It's been implied by people who genuinely care about me that I'm caustic. And it's not entirely an untrue charge. After twenty five years of rejection by my fellow Christians, I think that some level of irritation is probably pretty much in line.
My latest, and very likely last, attempt to "fit in" with a congregation put the icing on the cake. In 15 months with the church, we received exactly one invitation to fellowship with another group out of church, and that group is long gone. Not one of the "inner circle" so much as invited us over for a barbeque (with the exception of a birthday party for our six year old, but that's not really a family invitation).
And, more recently, I made a cold call to on of the prominent members of the church who used to be very warm to me (and had even suggested he had some IT work available). It seemed natural, now that I am freelancing, to follow up. He not only didn't return my calls, but called in another tech to bid on a very substantial job. I would have chalked it up to a message not passed on, only he admitted to the other tech that he knew I was working for myself and refused to work with me. That's the old Christian love coming out, I guess.

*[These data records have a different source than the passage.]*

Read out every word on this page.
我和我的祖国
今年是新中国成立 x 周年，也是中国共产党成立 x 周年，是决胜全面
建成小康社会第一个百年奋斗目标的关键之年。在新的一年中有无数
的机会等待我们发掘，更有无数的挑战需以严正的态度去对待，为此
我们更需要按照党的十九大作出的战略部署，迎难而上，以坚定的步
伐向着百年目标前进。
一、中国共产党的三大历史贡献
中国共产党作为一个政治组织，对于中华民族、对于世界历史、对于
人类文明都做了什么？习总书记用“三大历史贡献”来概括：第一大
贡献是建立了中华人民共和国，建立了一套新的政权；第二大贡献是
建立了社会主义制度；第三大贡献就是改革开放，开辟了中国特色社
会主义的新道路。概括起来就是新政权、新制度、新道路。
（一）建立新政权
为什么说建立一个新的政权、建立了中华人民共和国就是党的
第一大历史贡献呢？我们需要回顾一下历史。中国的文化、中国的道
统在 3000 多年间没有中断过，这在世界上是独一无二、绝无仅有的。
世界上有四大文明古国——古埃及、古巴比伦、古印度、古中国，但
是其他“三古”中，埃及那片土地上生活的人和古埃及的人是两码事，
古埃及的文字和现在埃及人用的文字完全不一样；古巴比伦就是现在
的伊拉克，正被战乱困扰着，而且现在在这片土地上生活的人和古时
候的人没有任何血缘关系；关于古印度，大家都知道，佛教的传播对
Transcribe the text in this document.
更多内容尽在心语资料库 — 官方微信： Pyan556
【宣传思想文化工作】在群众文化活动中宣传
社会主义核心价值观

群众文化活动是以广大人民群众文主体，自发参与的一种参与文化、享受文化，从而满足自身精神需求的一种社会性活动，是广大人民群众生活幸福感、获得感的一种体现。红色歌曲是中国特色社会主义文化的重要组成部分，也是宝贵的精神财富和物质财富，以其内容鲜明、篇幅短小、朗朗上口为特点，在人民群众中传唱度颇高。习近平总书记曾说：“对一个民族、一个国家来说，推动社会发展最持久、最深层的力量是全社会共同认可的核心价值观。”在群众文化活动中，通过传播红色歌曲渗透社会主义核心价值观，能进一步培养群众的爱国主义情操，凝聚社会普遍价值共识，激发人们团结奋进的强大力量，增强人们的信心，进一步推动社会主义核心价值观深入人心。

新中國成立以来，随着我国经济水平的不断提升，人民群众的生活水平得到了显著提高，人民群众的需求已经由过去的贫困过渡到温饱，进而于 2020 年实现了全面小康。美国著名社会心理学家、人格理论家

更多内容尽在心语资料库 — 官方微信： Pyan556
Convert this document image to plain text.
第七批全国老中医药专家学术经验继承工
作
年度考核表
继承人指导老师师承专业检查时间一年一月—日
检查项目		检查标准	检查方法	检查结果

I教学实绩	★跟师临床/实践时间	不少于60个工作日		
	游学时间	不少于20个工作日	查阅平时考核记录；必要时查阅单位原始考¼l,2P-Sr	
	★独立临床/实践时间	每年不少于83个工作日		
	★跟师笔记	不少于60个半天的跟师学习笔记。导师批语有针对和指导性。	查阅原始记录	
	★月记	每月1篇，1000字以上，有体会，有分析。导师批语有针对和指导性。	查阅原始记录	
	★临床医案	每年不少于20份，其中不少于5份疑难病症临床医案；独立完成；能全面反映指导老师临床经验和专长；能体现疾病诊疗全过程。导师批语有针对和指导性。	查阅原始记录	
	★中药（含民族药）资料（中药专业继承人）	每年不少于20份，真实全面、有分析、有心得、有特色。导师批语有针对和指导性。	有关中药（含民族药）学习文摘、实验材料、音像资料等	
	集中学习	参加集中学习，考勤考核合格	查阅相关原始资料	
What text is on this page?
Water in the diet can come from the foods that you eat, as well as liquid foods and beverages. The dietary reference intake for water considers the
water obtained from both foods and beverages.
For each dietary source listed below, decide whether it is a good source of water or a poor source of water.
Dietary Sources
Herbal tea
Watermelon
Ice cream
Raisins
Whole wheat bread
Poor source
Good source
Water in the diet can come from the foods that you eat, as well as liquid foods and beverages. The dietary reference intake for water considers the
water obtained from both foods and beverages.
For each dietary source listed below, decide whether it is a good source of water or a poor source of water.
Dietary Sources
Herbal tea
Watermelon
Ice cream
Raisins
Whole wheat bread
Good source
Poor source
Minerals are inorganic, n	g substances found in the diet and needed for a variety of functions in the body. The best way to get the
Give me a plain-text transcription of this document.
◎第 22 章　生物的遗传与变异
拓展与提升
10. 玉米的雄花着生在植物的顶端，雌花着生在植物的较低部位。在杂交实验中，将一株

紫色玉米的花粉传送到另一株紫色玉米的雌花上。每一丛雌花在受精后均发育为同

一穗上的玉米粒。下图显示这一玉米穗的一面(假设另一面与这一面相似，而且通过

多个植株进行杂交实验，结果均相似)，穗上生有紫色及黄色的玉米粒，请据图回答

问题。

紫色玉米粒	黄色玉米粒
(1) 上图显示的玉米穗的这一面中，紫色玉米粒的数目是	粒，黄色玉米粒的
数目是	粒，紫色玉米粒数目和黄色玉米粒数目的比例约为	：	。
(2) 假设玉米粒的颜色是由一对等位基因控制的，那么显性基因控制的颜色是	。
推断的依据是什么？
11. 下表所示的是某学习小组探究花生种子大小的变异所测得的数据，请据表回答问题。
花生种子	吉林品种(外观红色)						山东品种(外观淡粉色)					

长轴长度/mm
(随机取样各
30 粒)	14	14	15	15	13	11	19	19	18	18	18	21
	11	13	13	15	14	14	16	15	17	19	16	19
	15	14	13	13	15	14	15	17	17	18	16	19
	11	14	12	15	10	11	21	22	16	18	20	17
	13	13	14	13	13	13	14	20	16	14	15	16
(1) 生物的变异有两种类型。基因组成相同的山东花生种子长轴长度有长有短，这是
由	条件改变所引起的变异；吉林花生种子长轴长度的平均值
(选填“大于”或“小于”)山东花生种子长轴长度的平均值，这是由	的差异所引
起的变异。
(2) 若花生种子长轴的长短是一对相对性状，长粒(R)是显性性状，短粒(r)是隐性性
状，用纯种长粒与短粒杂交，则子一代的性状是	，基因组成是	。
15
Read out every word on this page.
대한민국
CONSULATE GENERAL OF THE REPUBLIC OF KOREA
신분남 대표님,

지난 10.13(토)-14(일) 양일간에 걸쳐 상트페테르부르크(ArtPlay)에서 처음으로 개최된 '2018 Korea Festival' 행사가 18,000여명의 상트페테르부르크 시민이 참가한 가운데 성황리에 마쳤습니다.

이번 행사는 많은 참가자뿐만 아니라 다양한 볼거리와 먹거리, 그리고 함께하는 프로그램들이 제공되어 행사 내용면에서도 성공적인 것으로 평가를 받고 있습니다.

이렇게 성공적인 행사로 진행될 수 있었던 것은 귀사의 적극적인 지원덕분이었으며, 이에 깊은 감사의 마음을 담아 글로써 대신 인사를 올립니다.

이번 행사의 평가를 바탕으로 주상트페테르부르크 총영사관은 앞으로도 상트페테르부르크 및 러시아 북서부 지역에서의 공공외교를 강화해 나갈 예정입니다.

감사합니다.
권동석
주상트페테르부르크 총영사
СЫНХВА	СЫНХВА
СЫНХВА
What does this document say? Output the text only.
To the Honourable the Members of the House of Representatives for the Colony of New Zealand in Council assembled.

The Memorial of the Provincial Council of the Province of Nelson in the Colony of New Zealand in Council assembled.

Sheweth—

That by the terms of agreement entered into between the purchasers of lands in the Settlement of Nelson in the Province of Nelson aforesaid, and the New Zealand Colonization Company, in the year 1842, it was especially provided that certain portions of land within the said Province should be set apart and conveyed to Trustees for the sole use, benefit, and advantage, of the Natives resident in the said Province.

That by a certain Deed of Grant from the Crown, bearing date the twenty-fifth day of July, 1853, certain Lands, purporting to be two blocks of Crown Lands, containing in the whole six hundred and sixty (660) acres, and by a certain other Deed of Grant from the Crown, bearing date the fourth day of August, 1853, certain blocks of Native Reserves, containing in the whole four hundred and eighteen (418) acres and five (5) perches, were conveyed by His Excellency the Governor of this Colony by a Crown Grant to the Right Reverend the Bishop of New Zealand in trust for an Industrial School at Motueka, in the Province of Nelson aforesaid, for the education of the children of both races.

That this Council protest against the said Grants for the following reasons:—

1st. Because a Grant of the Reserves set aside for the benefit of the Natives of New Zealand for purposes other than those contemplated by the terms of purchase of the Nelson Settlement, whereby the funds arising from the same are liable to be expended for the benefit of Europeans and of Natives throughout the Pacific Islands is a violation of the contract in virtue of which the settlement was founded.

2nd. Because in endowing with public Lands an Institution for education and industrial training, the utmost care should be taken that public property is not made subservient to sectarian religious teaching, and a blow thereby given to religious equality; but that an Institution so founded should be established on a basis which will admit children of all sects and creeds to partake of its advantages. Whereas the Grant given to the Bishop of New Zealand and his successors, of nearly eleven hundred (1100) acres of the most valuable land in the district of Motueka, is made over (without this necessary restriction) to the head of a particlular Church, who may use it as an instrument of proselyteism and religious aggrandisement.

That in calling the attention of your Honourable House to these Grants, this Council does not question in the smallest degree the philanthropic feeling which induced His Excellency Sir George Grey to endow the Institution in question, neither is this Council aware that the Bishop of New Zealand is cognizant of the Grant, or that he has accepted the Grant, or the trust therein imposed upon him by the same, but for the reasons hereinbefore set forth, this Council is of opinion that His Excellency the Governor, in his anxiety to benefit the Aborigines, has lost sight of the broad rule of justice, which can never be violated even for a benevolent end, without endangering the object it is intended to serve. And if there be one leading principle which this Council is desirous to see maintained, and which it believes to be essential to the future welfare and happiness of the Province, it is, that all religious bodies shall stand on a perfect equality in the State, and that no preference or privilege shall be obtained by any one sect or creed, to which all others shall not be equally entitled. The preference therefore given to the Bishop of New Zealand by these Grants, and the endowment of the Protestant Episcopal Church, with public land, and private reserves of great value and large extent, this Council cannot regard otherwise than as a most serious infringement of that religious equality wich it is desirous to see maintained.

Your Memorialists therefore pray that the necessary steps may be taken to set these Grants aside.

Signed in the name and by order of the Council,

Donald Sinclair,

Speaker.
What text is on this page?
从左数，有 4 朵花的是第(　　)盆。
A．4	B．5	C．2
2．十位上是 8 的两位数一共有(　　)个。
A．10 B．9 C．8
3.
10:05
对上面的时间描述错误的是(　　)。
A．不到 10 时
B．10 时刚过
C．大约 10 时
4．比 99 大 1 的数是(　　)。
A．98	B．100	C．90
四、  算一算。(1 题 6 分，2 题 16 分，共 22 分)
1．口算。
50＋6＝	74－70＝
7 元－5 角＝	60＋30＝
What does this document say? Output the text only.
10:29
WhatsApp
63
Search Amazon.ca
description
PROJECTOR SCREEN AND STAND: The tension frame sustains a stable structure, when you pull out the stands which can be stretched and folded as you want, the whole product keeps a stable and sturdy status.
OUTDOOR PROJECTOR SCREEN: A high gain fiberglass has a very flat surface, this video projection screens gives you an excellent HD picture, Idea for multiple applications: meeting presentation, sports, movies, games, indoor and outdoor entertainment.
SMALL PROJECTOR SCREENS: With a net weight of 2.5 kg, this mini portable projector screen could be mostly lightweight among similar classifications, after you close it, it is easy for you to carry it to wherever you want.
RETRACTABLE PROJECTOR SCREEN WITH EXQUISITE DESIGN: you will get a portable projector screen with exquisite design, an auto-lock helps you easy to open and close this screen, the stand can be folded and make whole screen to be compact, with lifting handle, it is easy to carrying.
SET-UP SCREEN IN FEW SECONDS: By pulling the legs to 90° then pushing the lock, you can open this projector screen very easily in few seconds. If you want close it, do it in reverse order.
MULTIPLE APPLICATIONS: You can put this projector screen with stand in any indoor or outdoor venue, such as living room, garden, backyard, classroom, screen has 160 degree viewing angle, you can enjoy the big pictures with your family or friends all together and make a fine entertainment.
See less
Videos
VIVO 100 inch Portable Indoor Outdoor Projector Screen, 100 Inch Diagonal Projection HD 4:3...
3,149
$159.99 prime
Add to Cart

The truth is, if you can't love me, you'll have a hard time loving others. And I'm not saying this as a simple matter of judging others; I actually struggle intensely with this myself. I have had people approach me that I had a hard time accepting, and I admit, it's not easy.
But it IS possible. And not only possible, but commanded.
The truth is, if every person walking into a Christian church was treated with warmth and acceptance, there would't be such negativity. It has been said that Christianity is the only army that shoots its own wounded.
The "mainstream" church has basically written me off as a heretic. I'm OK with that; I know where I stand and really don't care what others think anymore. But I DO care about the image that those who claim to be standard bearers for the church are projecting on people who need the Gospel.